Томагавки кардинала — страница 27 из 61

Коммерческий инстинкт был так силен, что даже если бы не существовало таких эмоциональных причин, как навязшие в зубах испанские злодеяния или взрыв на «Сен-Луи», всё равно в конце концов этот инстинкт заставил бы разрушить мощной рукой то, что, как нам казалось, наносит вред нашей экономике. Испано-американская война была не более чем инцидентом в общем развитии нашей законной экспансии, корни которой кроются в возросшей производительности, слишком обогнавшей возможности нашего внутреннего потребления. Стало ясно, что нам необходимо искать не только иностранных покупателей на наши товары, но и способы легкого, выгодного и надёжного доступа к иностранным рынкам».

* * *

12 августа 1898 года Испания подписала мирный договор, в соответствии с которым под протекторат Объединённых Штатов перешли её колониальные владения площадью триста тысяч квадратных километров, где проживали более десяти миллионов человек.

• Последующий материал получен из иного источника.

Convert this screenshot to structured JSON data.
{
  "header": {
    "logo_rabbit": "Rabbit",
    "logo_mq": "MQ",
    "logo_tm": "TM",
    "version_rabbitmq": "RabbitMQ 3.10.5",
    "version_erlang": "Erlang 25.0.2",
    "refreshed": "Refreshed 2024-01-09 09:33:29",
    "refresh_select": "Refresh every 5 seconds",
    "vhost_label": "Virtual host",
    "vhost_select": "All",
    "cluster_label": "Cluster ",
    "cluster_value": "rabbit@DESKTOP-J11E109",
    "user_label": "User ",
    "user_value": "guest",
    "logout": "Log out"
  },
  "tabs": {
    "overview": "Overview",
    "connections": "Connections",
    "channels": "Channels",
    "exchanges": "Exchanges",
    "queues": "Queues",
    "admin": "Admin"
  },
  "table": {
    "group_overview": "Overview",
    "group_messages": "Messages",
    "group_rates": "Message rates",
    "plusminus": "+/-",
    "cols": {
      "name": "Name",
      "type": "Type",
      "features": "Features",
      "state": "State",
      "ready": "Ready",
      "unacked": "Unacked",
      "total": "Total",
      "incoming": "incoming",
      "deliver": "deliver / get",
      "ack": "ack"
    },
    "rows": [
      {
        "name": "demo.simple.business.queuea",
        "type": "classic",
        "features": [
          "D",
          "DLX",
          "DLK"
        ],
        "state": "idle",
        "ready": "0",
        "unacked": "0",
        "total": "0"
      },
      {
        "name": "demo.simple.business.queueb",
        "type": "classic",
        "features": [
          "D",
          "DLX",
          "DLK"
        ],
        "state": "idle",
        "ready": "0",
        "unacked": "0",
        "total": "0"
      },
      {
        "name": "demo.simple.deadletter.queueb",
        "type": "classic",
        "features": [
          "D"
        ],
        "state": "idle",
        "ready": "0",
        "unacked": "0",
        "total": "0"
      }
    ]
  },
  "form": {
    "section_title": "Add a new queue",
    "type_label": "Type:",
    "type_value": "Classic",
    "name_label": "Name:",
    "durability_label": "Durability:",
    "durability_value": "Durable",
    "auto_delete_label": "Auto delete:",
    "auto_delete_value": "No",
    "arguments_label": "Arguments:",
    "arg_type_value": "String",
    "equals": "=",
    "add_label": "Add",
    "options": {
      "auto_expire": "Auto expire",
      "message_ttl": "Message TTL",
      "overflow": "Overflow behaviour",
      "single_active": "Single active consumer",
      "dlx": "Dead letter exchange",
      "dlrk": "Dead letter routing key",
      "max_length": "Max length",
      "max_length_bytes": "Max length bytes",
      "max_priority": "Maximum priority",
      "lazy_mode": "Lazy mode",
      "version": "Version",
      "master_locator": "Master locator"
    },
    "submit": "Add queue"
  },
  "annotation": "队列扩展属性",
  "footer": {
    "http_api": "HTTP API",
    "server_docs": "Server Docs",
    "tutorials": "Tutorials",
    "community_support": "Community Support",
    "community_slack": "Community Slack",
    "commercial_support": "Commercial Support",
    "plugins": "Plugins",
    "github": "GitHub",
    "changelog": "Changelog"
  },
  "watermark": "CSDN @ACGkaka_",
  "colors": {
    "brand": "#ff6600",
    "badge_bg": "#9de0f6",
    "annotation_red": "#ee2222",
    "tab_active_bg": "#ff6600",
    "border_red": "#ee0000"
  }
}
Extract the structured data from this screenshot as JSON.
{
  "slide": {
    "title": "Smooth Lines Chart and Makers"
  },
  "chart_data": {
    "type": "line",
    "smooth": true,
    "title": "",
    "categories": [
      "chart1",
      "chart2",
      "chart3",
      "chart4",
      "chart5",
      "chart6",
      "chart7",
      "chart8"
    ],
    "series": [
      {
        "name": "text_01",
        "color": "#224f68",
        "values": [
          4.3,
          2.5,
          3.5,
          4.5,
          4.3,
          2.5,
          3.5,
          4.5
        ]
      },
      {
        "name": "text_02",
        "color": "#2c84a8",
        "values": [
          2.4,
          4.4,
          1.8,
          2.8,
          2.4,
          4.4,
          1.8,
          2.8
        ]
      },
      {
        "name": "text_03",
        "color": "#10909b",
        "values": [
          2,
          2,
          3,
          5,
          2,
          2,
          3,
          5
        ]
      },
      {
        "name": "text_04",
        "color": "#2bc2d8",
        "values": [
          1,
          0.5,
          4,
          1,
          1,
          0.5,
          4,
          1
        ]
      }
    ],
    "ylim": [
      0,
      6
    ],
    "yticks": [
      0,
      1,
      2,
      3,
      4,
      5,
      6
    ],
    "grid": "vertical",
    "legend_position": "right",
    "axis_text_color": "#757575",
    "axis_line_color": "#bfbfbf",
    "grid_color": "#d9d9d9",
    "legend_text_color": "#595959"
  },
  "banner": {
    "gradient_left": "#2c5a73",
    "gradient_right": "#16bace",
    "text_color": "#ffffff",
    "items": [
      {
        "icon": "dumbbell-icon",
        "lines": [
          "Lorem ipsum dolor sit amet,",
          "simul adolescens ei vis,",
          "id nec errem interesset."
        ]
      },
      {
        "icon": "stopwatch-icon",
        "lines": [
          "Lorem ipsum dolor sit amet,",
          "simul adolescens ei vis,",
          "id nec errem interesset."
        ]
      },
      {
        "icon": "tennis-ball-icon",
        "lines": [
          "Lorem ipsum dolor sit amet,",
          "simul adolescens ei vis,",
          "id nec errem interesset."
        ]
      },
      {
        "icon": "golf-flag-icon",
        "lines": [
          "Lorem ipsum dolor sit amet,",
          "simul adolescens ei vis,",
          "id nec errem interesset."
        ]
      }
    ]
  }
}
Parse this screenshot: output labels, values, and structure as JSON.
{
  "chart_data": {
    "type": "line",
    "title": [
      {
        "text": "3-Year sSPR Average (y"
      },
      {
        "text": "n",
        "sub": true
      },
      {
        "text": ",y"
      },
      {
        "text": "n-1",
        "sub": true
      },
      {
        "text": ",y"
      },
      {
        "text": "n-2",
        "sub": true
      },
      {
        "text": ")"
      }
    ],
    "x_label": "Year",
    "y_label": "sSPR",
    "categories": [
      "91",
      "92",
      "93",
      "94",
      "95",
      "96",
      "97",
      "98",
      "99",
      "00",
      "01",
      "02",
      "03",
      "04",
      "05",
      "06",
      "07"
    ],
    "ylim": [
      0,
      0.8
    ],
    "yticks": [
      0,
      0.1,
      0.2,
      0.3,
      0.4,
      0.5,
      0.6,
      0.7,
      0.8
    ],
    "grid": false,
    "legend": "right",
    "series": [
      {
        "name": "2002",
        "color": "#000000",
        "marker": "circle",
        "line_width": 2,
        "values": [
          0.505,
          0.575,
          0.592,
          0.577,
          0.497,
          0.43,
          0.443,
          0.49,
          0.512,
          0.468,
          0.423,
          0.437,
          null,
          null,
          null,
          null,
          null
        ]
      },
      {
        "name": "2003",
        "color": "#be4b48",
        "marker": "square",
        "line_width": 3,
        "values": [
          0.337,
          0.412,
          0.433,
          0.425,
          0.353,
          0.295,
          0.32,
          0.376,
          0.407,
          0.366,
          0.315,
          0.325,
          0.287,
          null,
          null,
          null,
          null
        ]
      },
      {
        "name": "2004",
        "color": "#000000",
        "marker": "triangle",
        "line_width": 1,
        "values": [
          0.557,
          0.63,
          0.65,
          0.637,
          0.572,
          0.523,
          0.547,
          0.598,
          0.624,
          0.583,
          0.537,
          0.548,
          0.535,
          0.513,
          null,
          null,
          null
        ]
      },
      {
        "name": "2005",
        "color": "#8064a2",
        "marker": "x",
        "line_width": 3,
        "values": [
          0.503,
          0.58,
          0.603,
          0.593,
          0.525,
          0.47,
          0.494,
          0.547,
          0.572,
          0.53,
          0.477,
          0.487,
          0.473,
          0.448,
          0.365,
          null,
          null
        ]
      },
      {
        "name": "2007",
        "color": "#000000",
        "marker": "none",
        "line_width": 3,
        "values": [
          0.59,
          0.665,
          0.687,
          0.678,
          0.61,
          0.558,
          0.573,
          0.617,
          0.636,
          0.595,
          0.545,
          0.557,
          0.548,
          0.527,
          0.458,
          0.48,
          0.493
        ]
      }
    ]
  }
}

Этим странам ОША навязали неравноправные торговые договоры. Теперь торговое сальдо Кубы, которая даже во времена испанского господства поставляла в метрополию товары с некоторой выгодой для себя, снизилось до шестидесяти миллионов талеров в год. ОША использовали Кубу и Филиппины для распространения экономической экспансии в Латинскую Америку и на Дальний Восток. Кроме того, подконтрольные ОША страны были обременены рекламациями, которые якобы должны были покрыть ущерб американских граждан и компаний, чье имущество пострадало в ходе революционных беспорядков в этих странах. Эти заведомо преувеличенные рекламационные иски местное население называло «счетами великого капитана» — как правило, они превышали сумму ущерба, установленную местными судебными органами, в сотни раз. Куба в 1900-х годах несла бремя американских рекламаций в четыреста миллионов талеров, Мексика — в девятьсот миллионов, Венесуэла — в сто шестьдесят миллионов.

За счет экспорта инфляции талера в колонии «денежный трест» менее чем за десять лет смог если не восстановить экономику ОША, то во всяком случае создать видимость процветания и благополучия. В 1907 году это позволило финансистам реализовать идею о частном центральном банке — Легран и его партнеры получили законное право эмитировать бумажные деньги в тех количествах, в каких сочтут нужным. А Латинская Америка и другие регионы, на которые распространялась «талерная экспансия» Объединённых Штатов, быстро начали превращаться в то, что позже стали называть «третьим миром».

…Клёкот орла, похищенного с тотема ирокезов, был уже отчётливо слышен во всём Западном полушарии…

ИНТЕРМЕДИЯ ТРЕТЬЯ. Мудрые обезьяны

1900 год


— Сделан очень важный шаг, — человек в чёрном костюме-тройке, безукоризненно сидевшем на его сухопарой фигуре, поднял бокал с шампанским, — изготовлен инструмент. Созданная нами страна теперь полностью управляема и послушна нашей воле — в любой момент вся её мощь может быть брошена на достижение поставленной цели. Пример — война с Испанией, разыгранная как по нотам.

— А вы не преувеличиваете уровень достигнутого, мсье Лу? — с сомнением в голосе произнёс одутловатый толстяк, по внешности которого никак нельзя было сказать, что этот человек богаче всех античных Крезов и могущественнее всех Атилл с Тамерланами.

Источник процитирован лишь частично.